Simply the facts! Working for improved access for all!
CHAPA outlines a "multi-step decision-making process" for resource management that allows for flexibility.
The documents also include a grid which CHAPA calls a "buffer and corridors decision matrix" that outlines current buffers, proposed new standard buffers, procedures for bypasses and corridors around closures, and the duration of the buffers.
Here are some of the highlights of the CHAPA proposals:
•Standard buffers for American oystercatchers would not change. They are 150 meters for courtship, nesting, and abandoned and lost nests and 200 meters for unfledged chicks and post fledging.
•Standard buffers for colonial waterbirds would be reduced from 75 meters to 50 meters for courtship, nesting, and abandoned nests, and from 200 meters to 150 meters for unfledged chicks.

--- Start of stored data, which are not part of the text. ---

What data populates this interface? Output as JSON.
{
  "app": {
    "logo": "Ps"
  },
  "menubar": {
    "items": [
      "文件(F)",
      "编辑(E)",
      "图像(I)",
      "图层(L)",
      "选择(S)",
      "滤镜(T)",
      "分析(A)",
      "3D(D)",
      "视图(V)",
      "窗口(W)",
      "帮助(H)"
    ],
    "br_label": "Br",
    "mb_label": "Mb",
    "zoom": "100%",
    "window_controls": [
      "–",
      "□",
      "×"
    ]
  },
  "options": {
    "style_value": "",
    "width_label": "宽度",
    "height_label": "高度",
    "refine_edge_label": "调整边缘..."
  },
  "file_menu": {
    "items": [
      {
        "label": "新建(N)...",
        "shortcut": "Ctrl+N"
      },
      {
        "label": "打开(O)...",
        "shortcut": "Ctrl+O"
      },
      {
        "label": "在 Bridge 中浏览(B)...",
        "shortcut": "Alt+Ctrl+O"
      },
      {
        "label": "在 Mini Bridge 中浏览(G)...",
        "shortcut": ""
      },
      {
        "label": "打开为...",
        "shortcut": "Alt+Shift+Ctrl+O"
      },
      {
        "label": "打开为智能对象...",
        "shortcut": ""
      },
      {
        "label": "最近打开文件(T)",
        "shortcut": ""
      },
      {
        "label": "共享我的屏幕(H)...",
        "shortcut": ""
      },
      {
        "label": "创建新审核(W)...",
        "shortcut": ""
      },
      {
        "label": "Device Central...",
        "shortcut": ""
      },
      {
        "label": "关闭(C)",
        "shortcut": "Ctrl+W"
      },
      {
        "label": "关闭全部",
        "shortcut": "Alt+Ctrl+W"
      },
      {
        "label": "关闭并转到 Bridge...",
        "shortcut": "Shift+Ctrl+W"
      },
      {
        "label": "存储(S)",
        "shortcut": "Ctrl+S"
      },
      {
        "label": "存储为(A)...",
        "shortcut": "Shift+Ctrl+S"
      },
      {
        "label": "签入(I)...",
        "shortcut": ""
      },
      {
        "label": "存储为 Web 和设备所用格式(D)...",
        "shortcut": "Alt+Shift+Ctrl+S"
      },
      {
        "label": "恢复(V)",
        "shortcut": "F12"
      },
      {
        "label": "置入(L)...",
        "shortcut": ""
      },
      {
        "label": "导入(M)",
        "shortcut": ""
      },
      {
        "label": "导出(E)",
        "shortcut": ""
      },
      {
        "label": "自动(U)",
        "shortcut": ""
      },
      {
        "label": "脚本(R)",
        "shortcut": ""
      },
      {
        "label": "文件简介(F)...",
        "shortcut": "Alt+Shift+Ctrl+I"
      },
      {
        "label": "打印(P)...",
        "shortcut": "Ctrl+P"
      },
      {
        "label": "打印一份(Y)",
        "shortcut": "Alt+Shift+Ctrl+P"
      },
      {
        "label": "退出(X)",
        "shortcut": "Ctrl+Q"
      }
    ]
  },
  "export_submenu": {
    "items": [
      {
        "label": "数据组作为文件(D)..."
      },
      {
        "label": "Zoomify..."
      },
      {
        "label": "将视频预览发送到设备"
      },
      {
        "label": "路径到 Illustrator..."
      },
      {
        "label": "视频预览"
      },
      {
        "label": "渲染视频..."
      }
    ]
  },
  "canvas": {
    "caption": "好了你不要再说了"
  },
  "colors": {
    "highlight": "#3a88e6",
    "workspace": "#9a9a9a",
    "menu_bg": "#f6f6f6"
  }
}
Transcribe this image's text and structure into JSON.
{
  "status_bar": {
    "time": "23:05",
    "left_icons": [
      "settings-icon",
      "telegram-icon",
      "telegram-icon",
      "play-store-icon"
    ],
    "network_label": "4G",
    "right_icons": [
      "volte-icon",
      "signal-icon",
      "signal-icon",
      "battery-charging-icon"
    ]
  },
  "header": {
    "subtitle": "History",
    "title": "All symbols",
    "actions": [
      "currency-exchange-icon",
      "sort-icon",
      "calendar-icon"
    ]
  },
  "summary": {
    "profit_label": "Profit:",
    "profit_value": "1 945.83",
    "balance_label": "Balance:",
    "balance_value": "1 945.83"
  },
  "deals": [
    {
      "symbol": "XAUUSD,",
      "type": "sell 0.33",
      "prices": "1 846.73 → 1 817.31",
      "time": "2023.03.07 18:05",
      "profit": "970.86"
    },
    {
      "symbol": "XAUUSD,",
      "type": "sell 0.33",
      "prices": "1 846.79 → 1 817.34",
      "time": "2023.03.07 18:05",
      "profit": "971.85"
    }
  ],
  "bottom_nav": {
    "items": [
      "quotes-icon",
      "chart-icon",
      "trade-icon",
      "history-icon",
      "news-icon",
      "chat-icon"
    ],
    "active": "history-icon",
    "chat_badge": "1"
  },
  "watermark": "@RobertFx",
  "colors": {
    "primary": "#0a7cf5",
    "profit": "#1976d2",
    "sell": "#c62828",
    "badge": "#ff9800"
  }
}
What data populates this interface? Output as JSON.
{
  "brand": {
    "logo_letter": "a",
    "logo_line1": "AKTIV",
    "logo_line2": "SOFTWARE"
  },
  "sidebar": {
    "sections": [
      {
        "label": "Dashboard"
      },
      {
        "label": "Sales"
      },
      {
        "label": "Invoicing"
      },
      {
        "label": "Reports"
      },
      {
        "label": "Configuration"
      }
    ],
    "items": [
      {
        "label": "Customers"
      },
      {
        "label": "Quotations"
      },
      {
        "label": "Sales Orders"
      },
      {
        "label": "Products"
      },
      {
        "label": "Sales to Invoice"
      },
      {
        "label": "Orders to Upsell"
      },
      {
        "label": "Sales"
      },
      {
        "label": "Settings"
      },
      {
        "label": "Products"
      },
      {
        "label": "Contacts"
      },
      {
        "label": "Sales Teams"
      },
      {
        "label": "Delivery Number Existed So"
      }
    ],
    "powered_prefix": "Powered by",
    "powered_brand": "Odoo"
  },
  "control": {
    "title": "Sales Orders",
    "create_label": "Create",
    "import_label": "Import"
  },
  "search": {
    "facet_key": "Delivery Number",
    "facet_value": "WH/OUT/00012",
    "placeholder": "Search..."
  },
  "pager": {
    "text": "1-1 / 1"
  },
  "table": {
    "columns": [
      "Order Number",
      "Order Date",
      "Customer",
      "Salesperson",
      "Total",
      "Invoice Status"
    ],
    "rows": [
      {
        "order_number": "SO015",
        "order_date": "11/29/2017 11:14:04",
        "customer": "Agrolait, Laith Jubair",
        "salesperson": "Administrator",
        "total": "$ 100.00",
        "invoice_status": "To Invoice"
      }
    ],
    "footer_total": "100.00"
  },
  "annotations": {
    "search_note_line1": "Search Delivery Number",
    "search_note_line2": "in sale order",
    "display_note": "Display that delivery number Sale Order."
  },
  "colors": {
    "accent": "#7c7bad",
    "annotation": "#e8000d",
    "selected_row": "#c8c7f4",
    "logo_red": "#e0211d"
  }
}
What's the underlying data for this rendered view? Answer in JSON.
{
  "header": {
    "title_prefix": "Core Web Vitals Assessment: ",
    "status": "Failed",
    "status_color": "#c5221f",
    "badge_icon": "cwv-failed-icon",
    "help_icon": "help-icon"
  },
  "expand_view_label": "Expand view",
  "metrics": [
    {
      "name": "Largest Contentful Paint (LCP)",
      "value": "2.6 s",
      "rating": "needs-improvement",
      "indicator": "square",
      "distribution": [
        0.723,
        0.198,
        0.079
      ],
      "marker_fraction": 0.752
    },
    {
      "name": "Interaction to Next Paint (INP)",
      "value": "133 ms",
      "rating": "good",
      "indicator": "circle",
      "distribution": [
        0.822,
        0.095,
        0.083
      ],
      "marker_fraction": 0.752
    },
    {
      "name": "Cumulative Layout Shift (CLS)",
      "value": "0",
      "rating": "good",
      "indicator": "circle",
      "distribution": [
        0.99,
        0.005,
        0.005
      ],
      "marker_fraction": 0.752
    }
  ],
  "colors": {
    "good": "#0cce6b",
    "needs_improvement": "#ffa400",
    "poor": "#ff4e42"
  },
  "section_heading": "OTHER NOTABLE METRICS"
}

•Standard buffers for piping plovers would be reduced from 75 meters to 50 meters for courtship nesting, and abandoned nests and from 1,000 meters to 200 meters on each side of the brood for the first week and 100 meters after that. These buffers, CHAPA said, are based on the U.S. Fish and Wildlife Service's 1996 Piping Plover Recovery Plan.
•Additional NPS staff members should be used if required to monitor the movement of unfledged piping plover chicks to enable the smaller buffers.
•Pedestrians and vehicles should not be prohibited in pre-nesting closures for oystercatchers and colonial waterbirds.
•All pre-nesting closures should be removed no later than July 31.
•In all cases, if buffers close pedestrian or vehicle access, the park should look first to a bypass, separated from the resource by natural or manmade barriers, such as dunes. If a bypass is not available, the park should consider a corridor around or through the closure.
•If neither a bypass or corridor is possible, the park should consider modified, lesser buffer distances. If the buffer cannot be modified, the superintendent should have the discretion to reduce the buffer to a minimum on a case-by-case basis.
•The duration of resource closures would be reduced from two weeks to one week if a nest is abandoned.
•All buffers are to be removed immediately after chicks fledge.
•Sea turtle nest buffers would be about the same as they currently are under park resource policies. Hatch-window buffers would be reduced and more emphasis would be placed on bypasses and corridors around nests in the hatch window.
•If no temporary bypass or alternate route is available during the hatch window, the nest would be relocated.
•The recommendations also call for solid light-impermeable fencing extending to the high tide line during the period of Sept. 15-Nov. 15 when night driving is permitted on ORV routes with no turtle nests. The purpose of the fencing would be to protect hatchlings from disturbance from headlights of vehicles in ORV routes. This would stop situations such as the one that arose last fall when the ORV route from Ramp 44 to Cape Point was closed from Oct. 6 until Nov. 25 because of possible light disturbance to a nest that was adjacent to but not in the ORV route.